En 1992, mi papá, mi hermana y yo, compramos unos predios en la vereda Palogordo del municipio de Girón, Santander. Los llamamos La Esperanza y en ese momento no tenían gran valor, por eso pudimos comprarlos, pues no somos ricos.

Desde el comienzo hasta el día de los hechos, nos dedicamos a reforestar la finca que surte de agua para consumo humano a muchas familias de la región.

En el año 2007 unas personas invadieron La Esperanza y empezaron a construir una carretera que la dividía. Iniciamos muchos trámites y recursos ante instituciones públicas pero sólo recibimos evasivas. Ni siquiera las denuncias que pusimos ante la Fiscalía por las amenazas de muerte tuvieron respuesta. Por el contrario, un día, en uno de estos sitios nos dijeron: “A eso no le paran bolas hasta que no haya muertos”. Y los hubo.

El 21 de marzo de 2011 fueron asesinados mis hermanos Jesús Antonio y Luis Eduardo. La noche del 20 de marzo, un grupo de gente armada se había asentado en La Esperanza y habían construido un cambuche. Estas personas provocaron intencionalmente el incendio de treinta hectáreas de árboles. Al día siguiente mi papá, mis dos hermanos, un vecino y yo, fuimos a revisar los destrozos causados por el incendio.
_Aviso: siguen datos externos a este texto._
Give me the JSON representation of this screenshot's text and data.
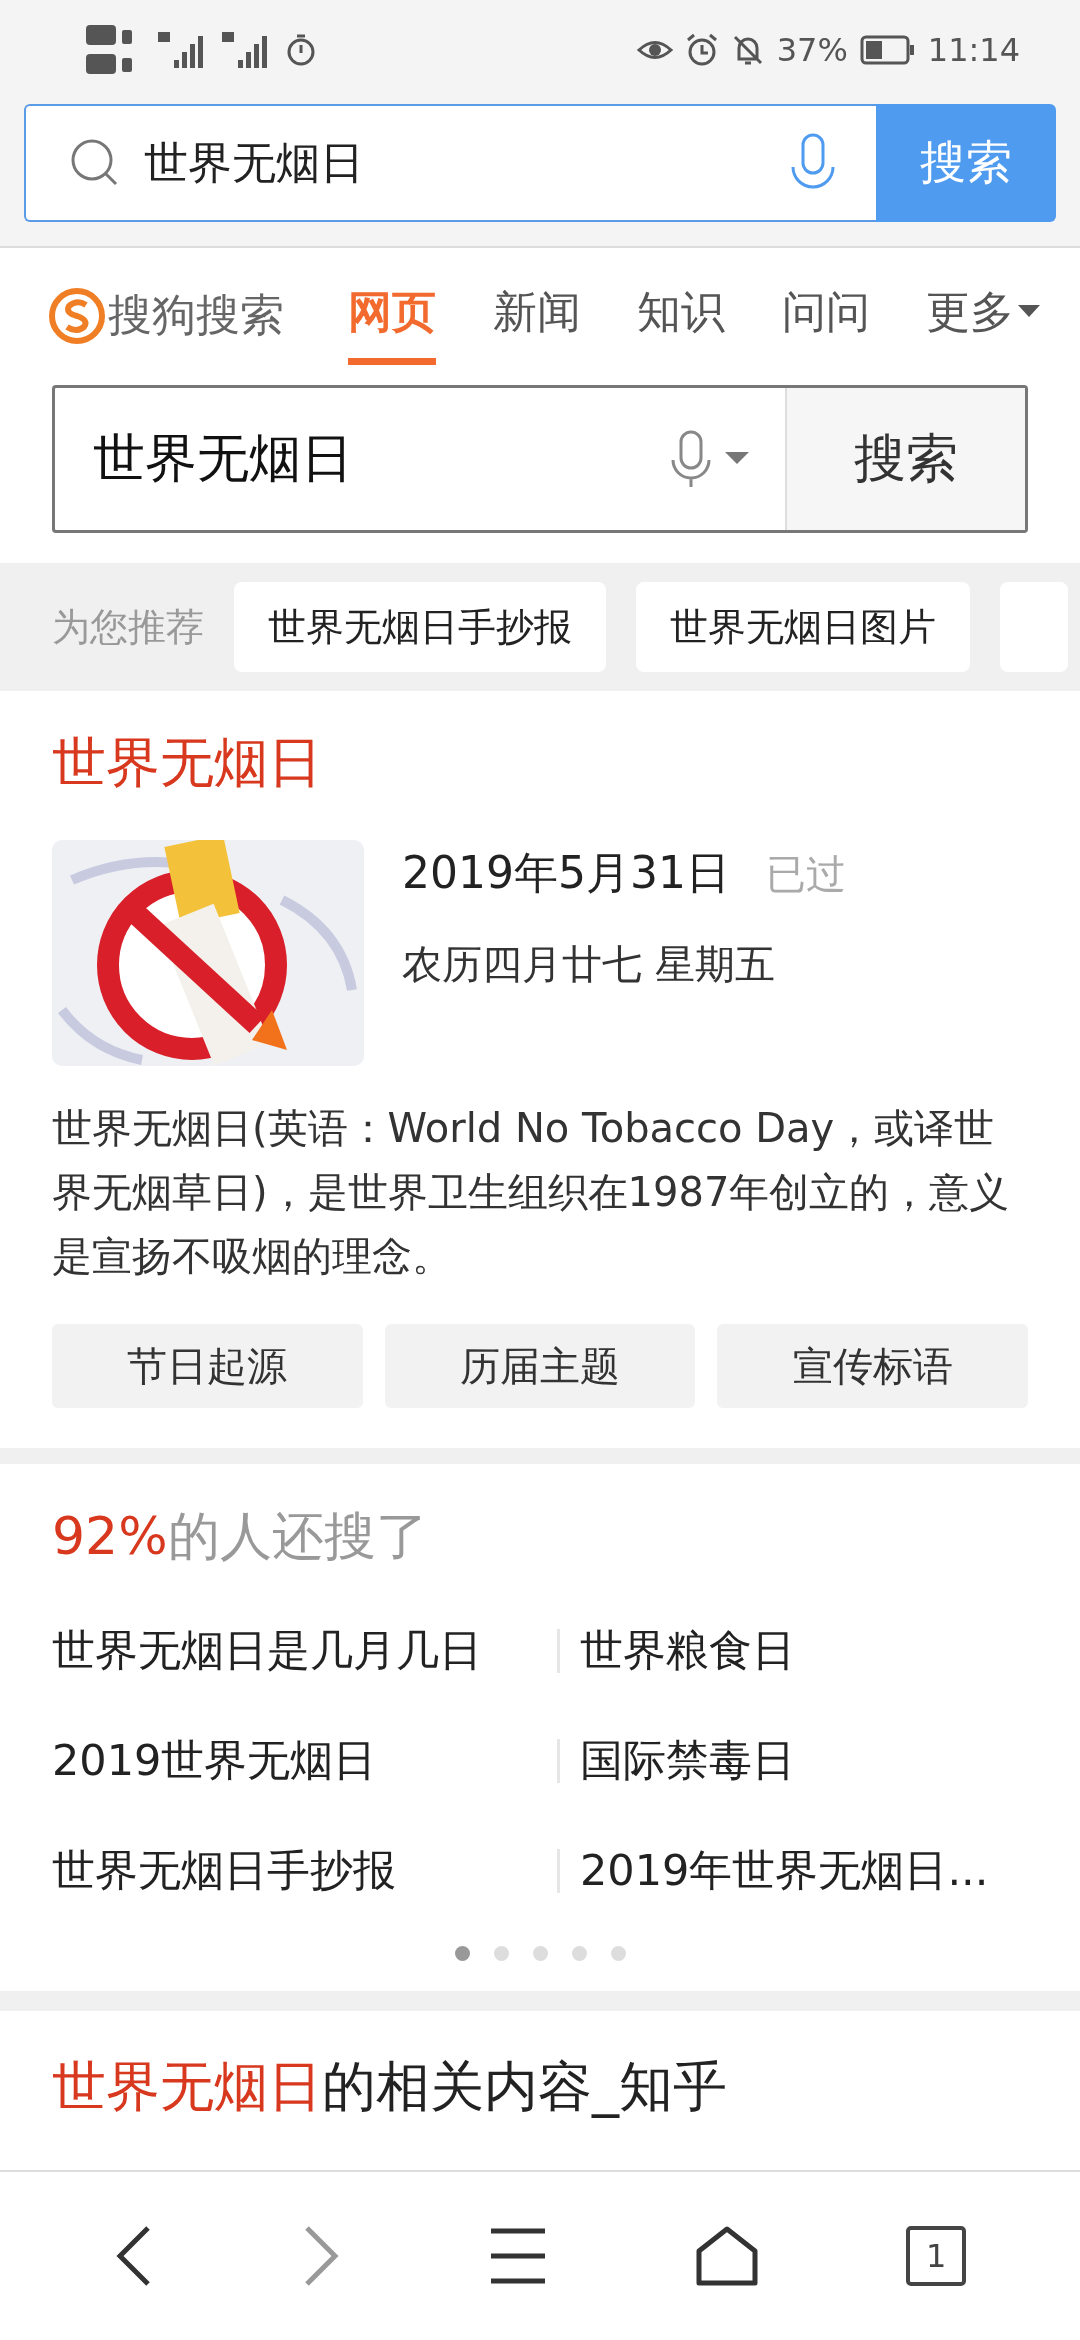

En ese momento llegaron dos camionetas de las que se bajaron varios hombres armados. Dos de ellos empezaron a alegar con mis hermanos, nos empezaron a insultar y nos dijeron que en la casa tenían amarrados a nuestros familiares listos para matarlos. Luego uno de ellos se acercó y empezó a requisar a mi papá y después a mi hermano. Él tenía un revólver y no se lo dejó quitar, entonces le dispararon. Mi otro hermano, quien también estaba armado, sacó su arma y ahí los demás empezaron a disparar. Nosotros portábamos armas legalmente, por seguridad.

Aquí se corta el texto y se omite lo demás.